– Дай, передохну чуток… не устала-то бабку слушать?
Тётка Стася сняла со своих плеч платок и покрыла им плечи девушки – ветерок пошёл, пояснила – и продолжила.
«Стали мы колхоз восстанавливать. Прислали нам председателя. Комиссованый был по ранению. Приглянулась я ему… Стал свататься. Я и не отказала. А через год забрали его – вредителем оказался. Не поверила. Поехала в город к прокурору. А там – прокурорша! Два раза выпроваживала меня, а на третий сказала, что если ещё раз у неё на пороге появлюсь – посадит и меня… Через несколько месяцев суд был. Оправдали его… Но ко мне не вернулся… Да-а… Сначала ждала, а потом узнала, что сразу после суда, как только отпустили его, ушёл он вместе с той прокуроршей, а через пару дней уехали они. …И никто не знал, или не хотел сказать – куда.

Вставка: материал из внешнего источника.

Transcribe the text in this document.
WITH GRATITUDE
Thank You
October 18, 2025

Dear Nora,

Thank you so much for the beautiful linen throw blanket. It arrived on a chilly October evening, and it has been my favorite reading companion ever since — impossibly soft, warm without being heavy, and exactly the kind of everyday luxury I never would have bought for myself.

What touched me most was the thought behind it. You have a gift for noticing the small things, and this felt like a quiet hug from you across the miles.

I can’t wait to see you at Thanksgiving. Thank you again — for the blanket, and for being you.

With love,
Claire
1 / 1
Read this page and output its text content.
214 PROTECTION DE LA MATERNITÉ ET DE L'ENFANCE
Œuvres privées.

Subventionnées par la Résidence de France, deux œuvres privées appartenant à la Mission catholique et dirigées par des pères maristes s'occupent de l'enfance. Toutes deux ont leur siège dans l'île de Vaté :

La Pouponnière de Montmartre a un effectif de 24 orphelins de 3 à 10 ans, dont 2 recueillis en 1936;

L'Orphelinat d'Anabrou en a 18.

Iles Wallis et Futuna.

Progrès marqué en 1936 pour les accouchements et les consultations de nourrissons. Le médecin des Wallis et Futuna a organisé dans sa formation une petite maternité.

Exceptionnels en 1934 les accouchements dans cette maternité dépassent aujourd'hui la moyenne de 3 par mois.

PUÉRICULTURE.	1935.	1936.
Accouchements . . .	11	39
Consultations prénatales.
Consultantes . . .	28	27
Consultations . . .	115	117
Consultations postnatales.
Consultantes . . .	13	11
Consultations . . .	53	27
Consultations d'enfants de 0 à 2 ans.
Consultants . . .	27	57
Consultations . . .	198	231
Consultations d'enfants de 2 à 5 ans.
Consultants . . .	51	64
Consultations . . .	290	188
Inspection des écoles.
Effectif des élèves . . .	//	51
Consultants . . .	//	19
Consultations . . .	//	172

Так снова я одна осталась…
Не могла я больше в деревне той находиться, где своих схоронила, где обманутой осталась. Да и из дома, что ему, как председателю дали, выселили меня… Сюда вот приехала… Пошла в санаторию работать. Санатория тогда маленькая была – одно слово, что санатория. Три деревянных домика да столовка в бараке. Сначала уборщицей, потом посудомойкой. Посудомойка всё время при еде. Поселили меня к бабуле в этот вот дом… Хорошая была… Сына всё ждала. Не верила похоронке. Спать на ту широкую лавку ложилась, что под окном, говорила, мол, придёт сынок, в окно, как бывало, постучит, а я в комнатке и не услышу. …И что ты думаешь, девонька, ведь в 50-м годе пришёл. И, правда, ночью пришёл и в окошко постучал. Уж и счастья у моей бабули было! …Только не долго… померла вскорости.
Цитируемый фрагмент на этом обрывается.